One is downtown, where Greensboro is about two clubs, three restaurants, and a couple of hundred apartments/condos short of critical mass. Just $5 million or so in private investment could push us over the top — we’re that close to making the old business district a real destination.

 

Cool happens in increments before it explodes, and little things are going on now. The neo-hippy troupe converting the old junk shop down by Undercurrent may or may not succeed in creating the “artists’ collaborative” they envision, but that’s the kind of thing we need to reclaim those great old buildings, one by one. The City should be doing everything possible in terms of tax policy, parking rules, etc. to encourage such activity.

 

Our universities are critical to the economy and to the development of a cultural (and countercultural) scene. UNC-G has a serious arts program. A&T is starting to creep into the consciousness of White Greensboro. The more these two cooperate with each other and the business community, the better – and both have leaders who seem determined to do just that. We need to quit looking for ways to build a youthful culture from scratch and focus on the very real assets we've got.

 

On the cultural and lifestyle front, Greensboro has the best contemporary art collection in the southeast and a coliseum that gets killer shows.
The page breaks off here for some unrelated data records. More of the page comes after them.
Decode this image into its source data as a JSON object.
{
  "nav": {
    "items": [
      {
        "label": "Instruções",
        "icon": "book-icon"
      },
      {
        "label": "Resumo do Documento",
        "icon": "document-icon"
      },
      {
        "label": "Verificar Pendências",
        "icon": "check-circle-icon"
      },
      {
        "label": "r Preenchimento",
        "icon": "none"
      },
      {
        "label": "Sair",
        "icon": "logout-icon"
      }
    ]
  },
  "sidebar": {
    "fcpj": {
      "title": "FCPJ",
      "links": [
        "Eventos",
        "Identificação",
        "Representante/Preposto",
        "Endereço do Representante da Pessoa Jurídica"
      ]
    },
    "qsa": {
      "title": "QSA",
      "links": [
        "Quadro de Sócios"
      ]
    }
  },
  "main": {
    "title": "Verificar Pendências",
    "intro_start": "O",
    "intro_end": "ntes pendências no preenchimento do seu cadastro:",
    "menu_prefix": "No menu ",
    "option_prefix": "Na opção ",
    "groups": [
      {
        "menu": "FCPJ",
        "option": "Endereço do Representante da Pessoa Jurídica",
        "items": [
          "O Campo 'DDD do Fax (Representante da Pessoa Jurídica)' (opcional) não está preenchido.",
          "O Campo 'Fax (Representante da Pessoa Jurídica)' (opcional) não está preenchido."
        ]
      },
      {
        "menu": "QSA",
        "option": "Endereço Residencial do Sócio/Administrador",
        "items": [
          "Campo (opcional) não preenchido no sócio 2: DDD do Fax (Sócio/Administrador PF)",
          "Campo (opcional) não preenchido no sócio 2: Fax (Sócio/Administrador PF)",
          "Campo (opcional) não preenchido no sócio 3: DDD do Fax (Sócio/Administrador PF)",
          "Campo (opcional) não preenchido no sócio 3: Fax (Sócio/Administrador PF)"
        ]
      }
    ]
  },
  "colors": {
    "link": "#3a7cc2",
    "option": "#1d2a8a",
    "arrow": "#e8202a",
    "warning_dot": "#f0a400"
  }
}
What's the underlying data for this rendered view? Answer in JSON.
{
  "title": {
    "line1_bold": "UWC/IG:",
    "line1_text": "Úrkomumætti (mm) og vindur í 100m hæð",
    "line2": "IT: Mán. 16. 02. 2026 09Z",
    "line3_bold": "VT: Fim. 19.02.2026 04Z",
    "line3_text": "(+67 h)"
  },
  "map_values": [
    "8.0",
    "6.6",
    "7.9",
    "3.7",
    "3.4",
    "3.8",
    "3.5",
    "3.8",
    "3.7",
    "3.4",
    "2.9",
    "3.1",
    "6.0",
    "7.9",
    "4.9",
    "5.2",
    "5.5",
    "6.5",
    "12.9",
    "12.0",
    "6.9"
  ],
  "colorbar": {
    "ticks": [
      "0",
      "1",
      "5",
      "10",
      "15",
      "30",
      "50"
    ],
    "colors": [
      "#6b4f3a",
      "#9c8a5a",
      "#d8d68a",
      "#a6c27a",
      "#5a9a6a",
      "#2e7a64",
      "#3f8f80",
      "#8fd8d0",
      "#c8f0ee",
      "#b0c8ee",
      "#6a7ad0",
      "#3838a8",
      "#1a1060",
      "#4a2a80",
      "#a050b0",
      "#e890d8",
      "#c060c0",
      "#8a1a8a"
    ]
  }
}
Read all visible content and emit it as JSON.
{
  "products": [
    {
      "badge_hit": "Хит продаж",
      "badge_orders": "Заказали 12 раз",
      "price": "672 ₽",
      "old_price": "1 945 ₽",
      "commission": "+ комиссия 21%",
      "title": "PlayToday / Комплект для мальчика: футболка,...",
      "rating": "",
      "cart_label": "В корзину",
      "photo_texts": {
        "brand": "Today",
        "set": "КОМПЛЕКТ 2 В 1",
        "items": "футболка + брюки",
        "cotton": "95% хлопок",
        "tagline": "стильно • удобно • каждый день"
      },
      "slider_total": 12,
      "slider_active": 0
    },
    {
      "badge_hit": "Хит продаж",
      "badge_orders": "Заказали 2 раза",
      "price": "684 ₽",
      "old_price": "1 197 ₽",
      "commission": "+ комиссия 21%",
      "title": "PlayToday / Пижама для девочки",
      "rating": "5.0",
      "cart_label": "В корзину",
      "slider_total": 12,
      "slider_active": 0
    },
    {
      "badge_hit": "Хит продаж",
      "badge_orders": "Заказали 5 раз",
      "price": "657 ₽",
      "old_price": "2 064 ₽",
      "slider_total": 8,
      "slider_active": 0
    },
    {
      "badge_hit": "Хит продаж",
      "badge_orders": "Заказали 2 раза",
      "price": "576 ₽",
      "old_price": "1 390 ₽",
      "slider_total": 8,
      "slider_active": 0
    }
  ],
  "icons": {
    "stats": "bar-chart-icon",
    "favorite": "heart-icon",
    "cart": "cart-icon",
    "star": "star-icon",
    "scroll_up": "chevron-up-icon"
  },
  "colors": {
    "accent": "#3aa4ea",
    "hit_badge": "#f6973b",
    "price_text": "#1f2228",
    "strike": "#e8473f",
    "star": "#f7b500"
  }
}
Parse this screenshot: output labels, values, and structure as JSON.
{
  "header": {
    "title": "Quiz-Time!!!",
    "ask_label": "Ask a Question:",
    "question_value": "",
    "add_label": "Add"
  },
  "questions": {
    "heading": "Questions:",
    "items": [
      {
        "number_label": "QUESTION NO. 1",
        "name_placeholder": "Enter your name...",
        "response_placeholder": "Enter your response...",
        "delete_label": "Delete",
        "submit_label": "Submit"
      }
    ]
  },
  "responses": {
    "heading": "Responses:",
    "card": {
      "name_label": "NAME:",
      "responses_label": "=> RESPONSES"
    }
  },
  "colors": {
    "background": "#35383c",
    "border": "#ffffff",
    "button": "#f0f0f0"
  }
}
We’ve got a really nice Revolutionary War battlefield that needs to be part of the historical-tourism circuit. That’s a start.

 

And with some vision – how’s that ACC Hall of Fame coming along, Grubar? – we could do a lot more. On the marketing side, Greensboro should emphasize its appeal to young families – great parks and rec facilities, for example. Single people like that stuff, too. If you throw in the other opportunities – pro and college sports as well as the arts -- within a 1.5 hour drive in the horizontal city of the I-85 corridor, from Raleigh to Winston to Charlotte, you have something worth talking about.  

 

Or, we could just run a bunch of articles in our local arts papers whining that we really are cool, really, the way we usually do.


10:13:37 AM    comment []

JD Lasica is back with a vengeance. “Last Thursday, without warning, enameco pulled the plug on my domain, for reasons I've never been able to ascertain.” He’s making up for lost time with all kinds of chewy stuff, including this tasty link to an article about better journalism through blogging.